WINCHESTER and Chandler's Ford MP Steve Brine praised the work of constituents for their response to the flooding.

Speaking in the House of Commons yesterday, he warned the crisis is far from over.

He gave the House a full account of the situation faced by residents in Kings Worthy, Headbourne Worthy, Sutton Scotney, Hursley, Littleton, the city centre and Twyford.

Mr Brine also praised the ‘phenomenal’ work of members of the community, including David Sullivan and Angela Forder-Stent of Twyford parish council and the rest of the team, parish clerk Sue Hedges and Cllr Stephen Godfrey in Sutton Scotney,  and Harry Whorwood and Giles Vigor-Robertson in Headbourne Worthy, who he said had basically given up work over the past few weeks to protect their communities.

He said: “I am name-checking those people and talking about their community spirit because it shows the response that communities can give to the devastation that flooding can bring, which many members have described. The stoicism and pragmatism that I have seen have been remarkable. From the constituents I have met over recent days, I would say that the older they are, the greater their stoicism and pragmatism is, because they have seen it all before.”

Mr Brine went on to discuss the multi-agency approach, and the excellent work of Winchester City Council, Hampshire County Council, and even the Army.

Singling out the local Environment Agency, he told the House: “Mike O’Neill deserves a mention. He even went door-to-door with me in parts of central Winchester to talk to and reassure residents. He deserves great credit for that.

“At one point, water was flowing down the appropriately named Water Lane in Winchester, which the River Itchen runs past, at 12,000 litres per second—very fast—towards the ancient city mill. That was terrifying for residents. However, the multi-agency working and the good thinking of the Environment Agency prevented flooding in hundreds of homes. It deserves our thanks. The agencies have played a bad hand very well.”
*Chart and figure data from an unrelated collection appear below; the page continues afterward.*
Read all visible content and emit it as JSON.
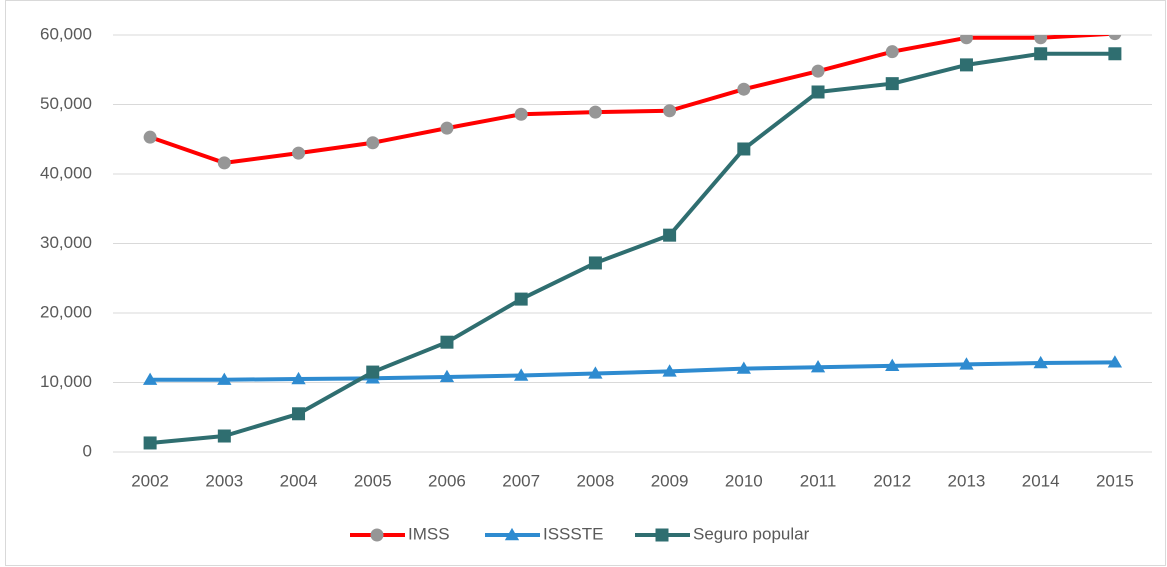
{
  "chart_data": {
    "type": "line",
    "categories": [
      "2002",
      "2003",
      "2004",
      "2005",
      "2006",
      "2007",
      "2008",
      "2009",
      "2010",
      "2011",
      "2012",
      "2013",
      "2014",
      "2015"
    ],
    "series": [
      {
        "name": "IMSS",
        "color": "#ff0000",
        "marker_color": "#969696",
        "marker": "circle",
        "values": [
          45300,
          41600,
          43000,
          44500,
          46600,
          48600,
          48900,
          49100,
          52200,
          54800,
          57600,
          59600,
          59600,
          60200
        ]
      },
      {
        "name": "ISSSTE",
        "color": "#2e8bd0",
        "marker_color": "#2e8bd0",
        "marker": "triangle",
        "values": [
          10400,
          10400,
          10500,
          10600,
          10800,
          11000,
          11300,
          11600,
          12000,
          12200,
          12400,
          12600,
          12800,
          12900
        ]
      },
      {
        "name": "Seguro popular",
        "color": "#2f6e70",
        "marker_color": "#2f6e70",
        "marker": "square",
        "values": [
          1300,
          2300,
          5500,
          11500,
          15800,
          22000,
          27200,
          31200,
          43600,
          51800,
          53000,
          55700,
          57300,
          57300
        ]
      }
    ],
    "ylim": [
      0,
      60000
    ],
    "yticks": [
      0,
      {
        "value": 10000,
        "label": "10,000"
      },
      {
        "value": 20000,
        "label": "20,000"
      },
      {
        "value": 30000,
        "label": "30,000"
      },
      {
        "value": 40000,
        "label": "40,000"
      },
      {
        "value": 50000,
        "label": "50,000"
      },
      {
        "value": 60000,
        "label": "60,000"
      }
    ],
    "grid": true,
    "legend": "bottom"
  }
}
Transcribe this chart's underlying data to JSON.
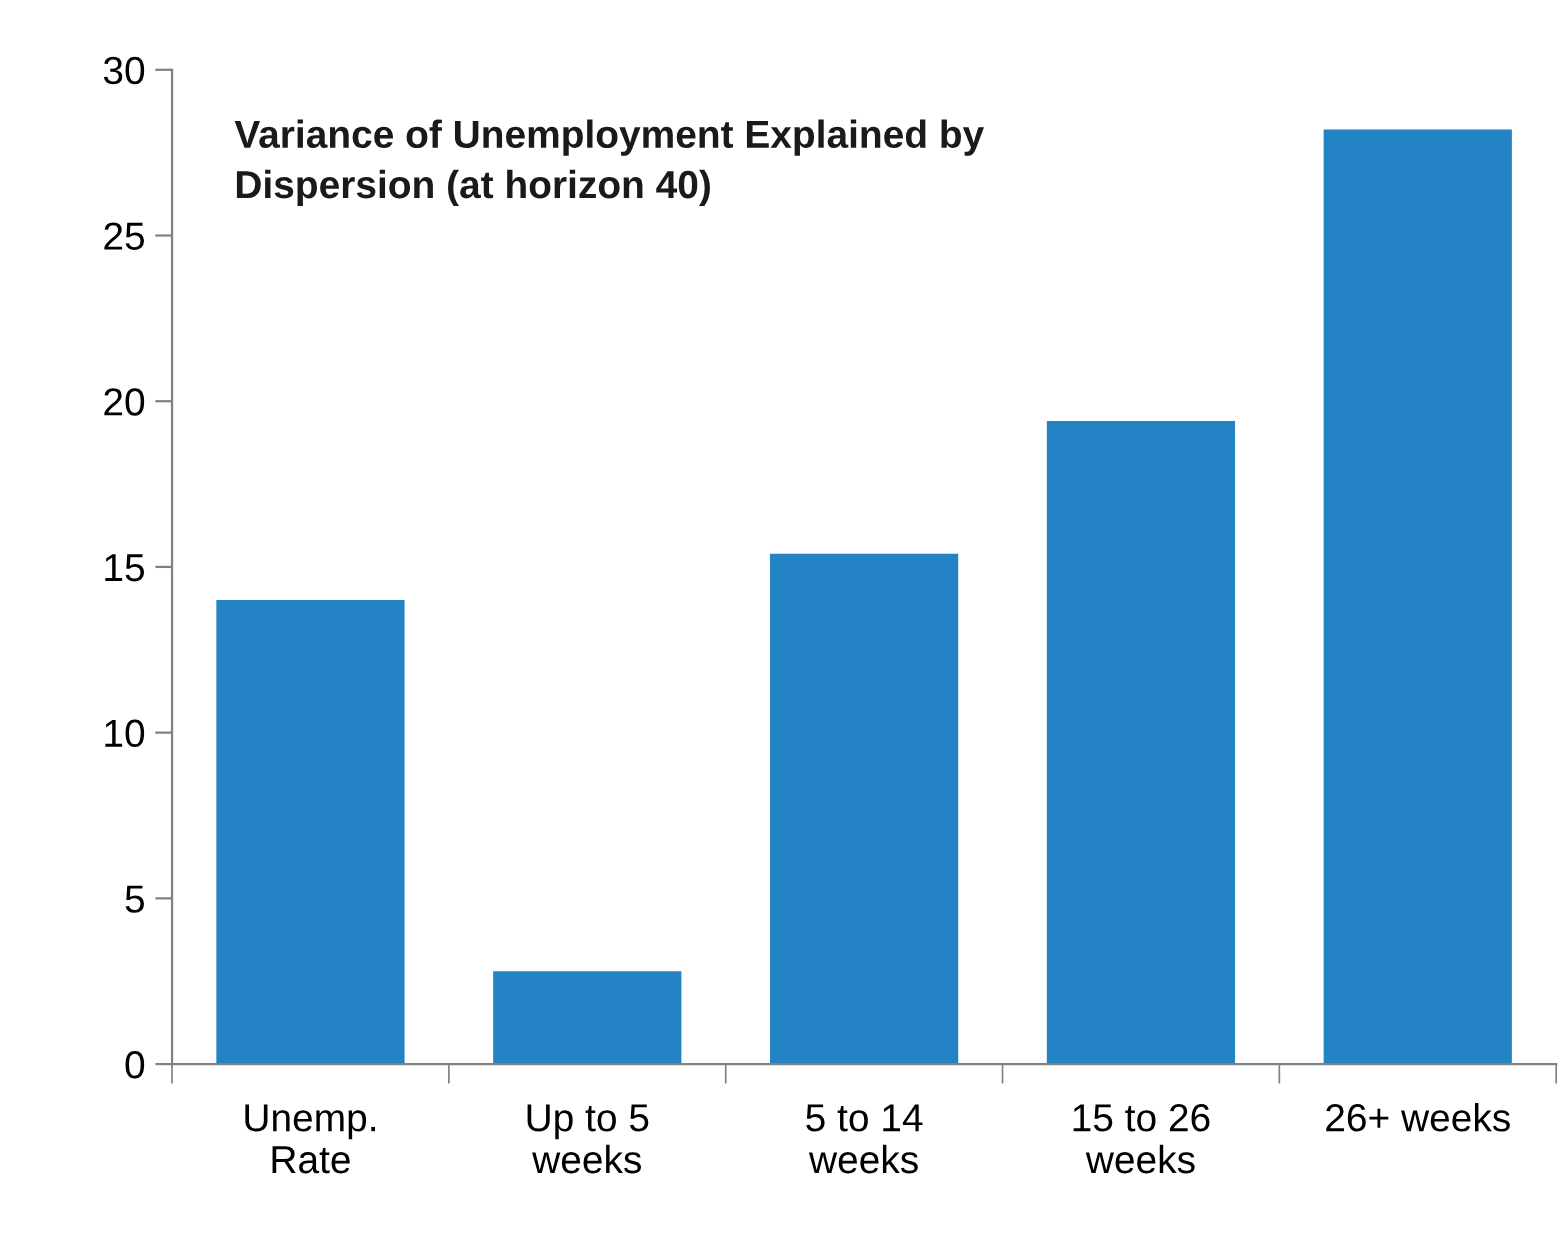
{
  "chart_data": {
    "type": "bar",
    "title": "Variance of Unemployment Explained by\nDispersion (at horizon 40)",
    "categories": [
      "Unemp.\nRate",
      "Up to 5\nweeks",
      "5 to 14\nweeks",
      "15 to 26\nweeks",
      "26+ weeks"
    ],
    "values": [
      14.0,
      2.8,
      15.4,
      19.4,
      28.2
    ],
    "color": "#2383c4",
    "ylim": [
      0,
      30
    ],
    "yticks": [
      0,
      5,
      10,
      15,
      20,
      25,
      30
    ],
    "grid": false,
    "legend": false
  }
}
He went on to describe the huge ‘roll of the dice’ in the lowering of several hundred one-tonne bags of gravel into the River Itchen from the bridge of the M3 motorway to restrict its flow and flood upstream farmland in Easton and saved Winchester, a process that had never been done before.

In closing remarks, he expressed his concern about the bids that the Environment Agency has asked Hampshire county council, as the risk management authority in my area, to put together for the six-year plan for 2015-16 to 2020-21, and in particular the feeling that this was far too rushed, and was putting the council is under incredible pressure.

He said: “We need time to get this right. Of course we do not need to drag it out through the whole year until next winter comes around quickly and we are back in this situation again.

“However, my constituents want to know that proposals that miss the deadline because of proper consideration of what we need following the floods will not miss the boat, and that we will not be told that they have missed out as a result.”